Puedo imaginarme la cara de sorpresa que pondrán las centrales de compra de los fabricantes de automóviles cuando comprueben que han de dirigir sus encargos a una ciudad de la que lo ignoran todo, situada en el oeste de España, sin conexión física con las grandes rutas comerciales y sin tradición alguna en el mundo de la industrialización. Mayor sorpresa deberá haberse apoderado de las empresas dedicadas a la fabricación de componentes de piezas para automóviles cuando hayan comprobado que en una empresa de Cáceres se solucionaban los problemas que ellos no habían podido lograr, que incluso muchos habían tenido que cerrar y que se sentían incapaces de competir con unos tipos de Cáceres.

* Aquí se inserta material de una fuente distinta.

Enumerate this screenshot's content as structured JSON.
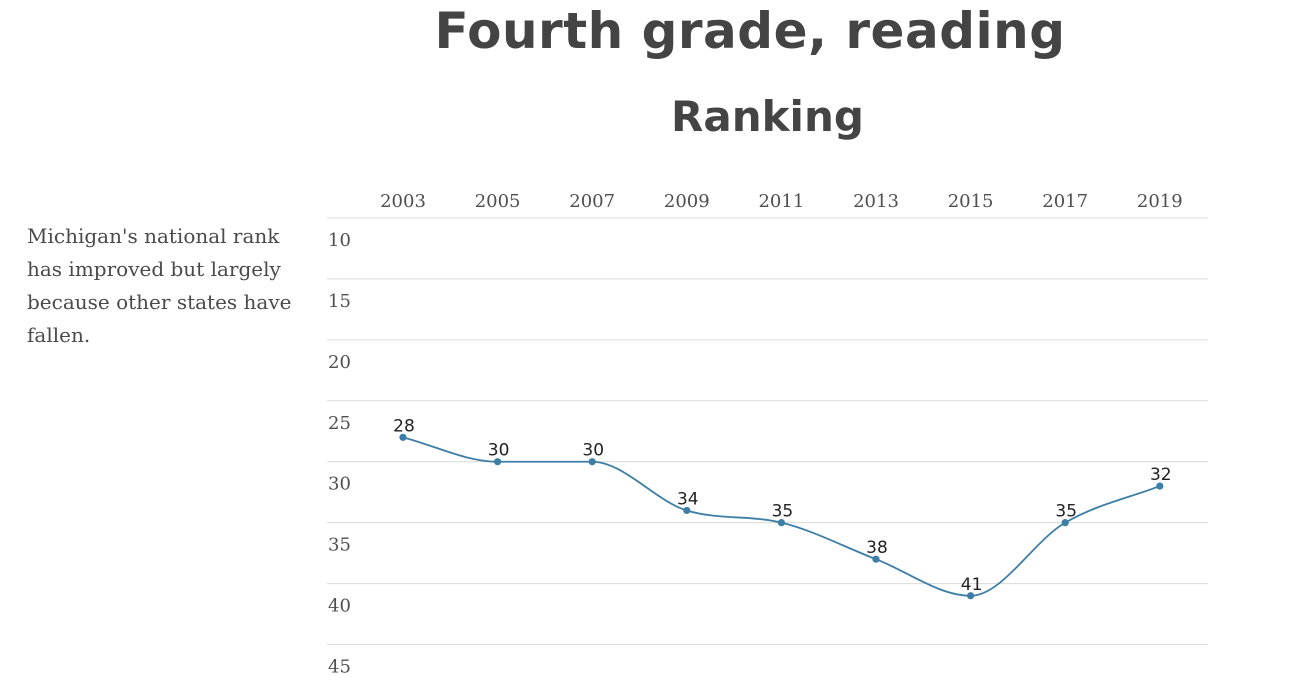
{
  "title": "Fourth grade, reading",
  "subtitle": "Ranking",
  "note": "Michigan's national rank has improved but largely because other states have fallen.",
  "colors": {
    "line": "#3d7ea6",
    "grid": "#d9d9d9",
    "text": "#4a4a4a"
  },
  "chart_data": {
    "type": "line",
    "title": "Fourth grade, reading",
    "subtitle": "Ranking",
    "categories": [
      "2003",
      "2005",
      "2007",
      "2009",
      "2011",
      "2013",
      "2015",
      "2017",
      "2019"
    ],
    "values": [
      28,
      30,
      30,
      34,
      35,
      38,
      41,
      35,
      32
    ],
    "yticks": [
      10,
      15,
      20,
      25,
      30,
      35,
      40,
      45
    ],
    "ylim": [
      45,
      10
    ],
    "y_reversed": true,
    "x_axis_position": "top",
    "grid": true,
    "data_labels": true,
    "legend": "none"
  }
}
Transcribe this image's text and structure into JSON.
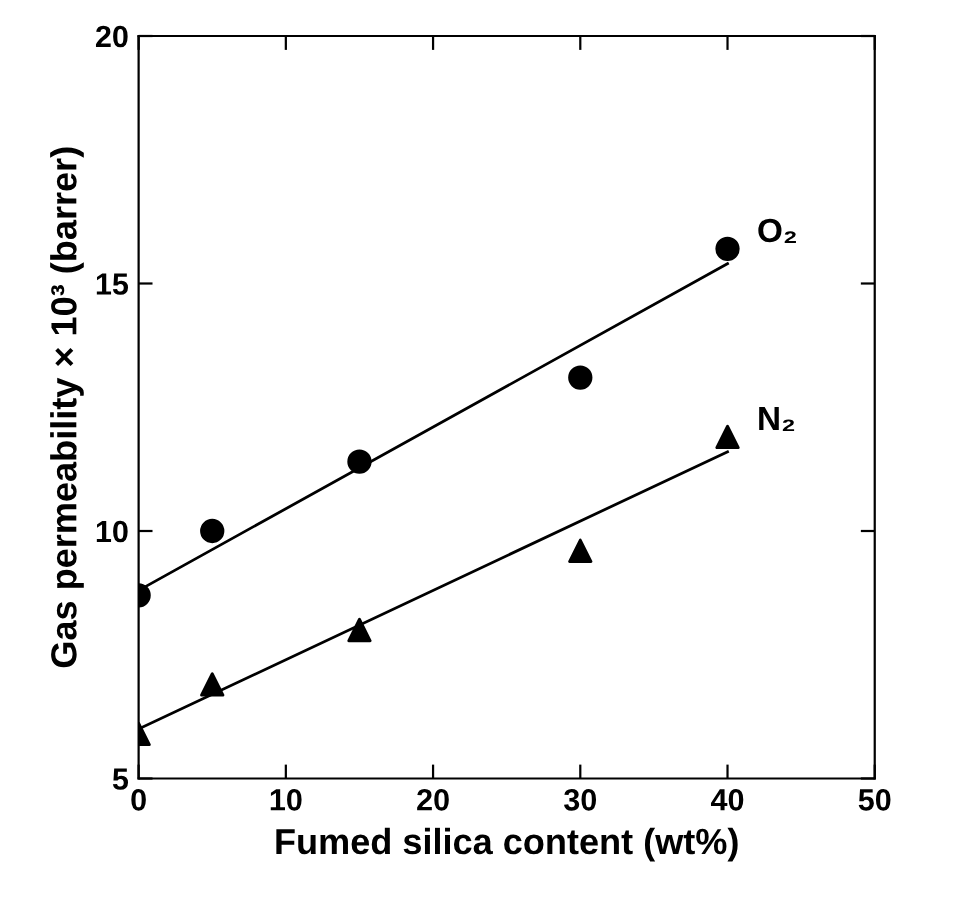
{
  "chart_data": {
    "type": "scatter",
    "xlabel": "Fumed silica content (wt%)",
    "ylabel": "Gas permeability × 10³ (barrer)",
    "xlim": [
      0,
      50
    ],
    "ylim": [
      5,
      20
    ],
    "xticks": [
      0,
      10,
      20,
      30,
      40,
      50
    ],
    "yticks": [
      5,
      10,
      15,
      20
    ],
    "grid": false,
    "legend": false,
    "series": [
      {
        "name": "O₂",
        "color": "#000000",
        "marker": "circle",
        "x": [
          0,
          5,
          15,
          30,
          40
        ],
        "values": [
          8.7,
          10.0,
          11.4,
          13.1,
          15.7
        ]
      },
      {
        "name": "N₂",
        "color": "#000000",
        "marker": "triangle",
        "x": [
          0,
          5,
          15,
          30,
          40
        ],
        "values": [
          5.9,
          6.9,
          8.0,
          9.6,
          11.9
        ]
      },
      {
        "type": "line",
        "color": "#000000",
        "marker": "none",
        "x": [
          0,
          40
        ],
        "values": [
          8.8,
          15.4
        ]
      },
      {
        "type": "line",
        "color": "#000000",
        "marker": "none",
        "x": [
          0,
          40
        ],
        "values": [
          6.0,
          11.6
        ]
      }
    ]
  }
}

A muchos les parecería un milagro. Sin embargo Catelsa, hoy Hutchinson, no es un milagro. Es el resultado del esfuerzo, la innovación, la lucha por la excelencia, la inteligencia, la voluntad, el saber estar abiertos a los cambios, poseídos por la pasión por los desafíos. Aunque la idea primitiva partiera de un vasco no cabe duda de que se debe a cacereños y ha de llenarnos de orgullo que hoy millones de automóviles monten componentes no solo fabricados aquí sino diseñados y patentados por nuestros paisanos, lo que les permite exportar tecnología.

Esta empresa no solo brilla por su vertiente industrial sino porque ha sabido transformar a obreros sin cualificar en expertos en fabricación de complejos aparatos de la más alta tecnología, y ha convertido un centro de trabajo en una familia, ejemplo de relaciones laborales. Naturalmente, hay nombres detrás de esta gran historia y los quiero recordar con el que a mi parecer es el alma de ella, Marcelo Muriel. ¿Qué sucedería si en Cáceres hubiera unos cuantos como él, como ellos? ¿Por qué Catelsa ha sido posible y no otros? Creo que la historia de Catelsa debería ser objeto de estudio preferente en las escuelas e institutos de Cáceres y Extremadura, y no me extraña que ya lo sea en las escuelas de empresariales.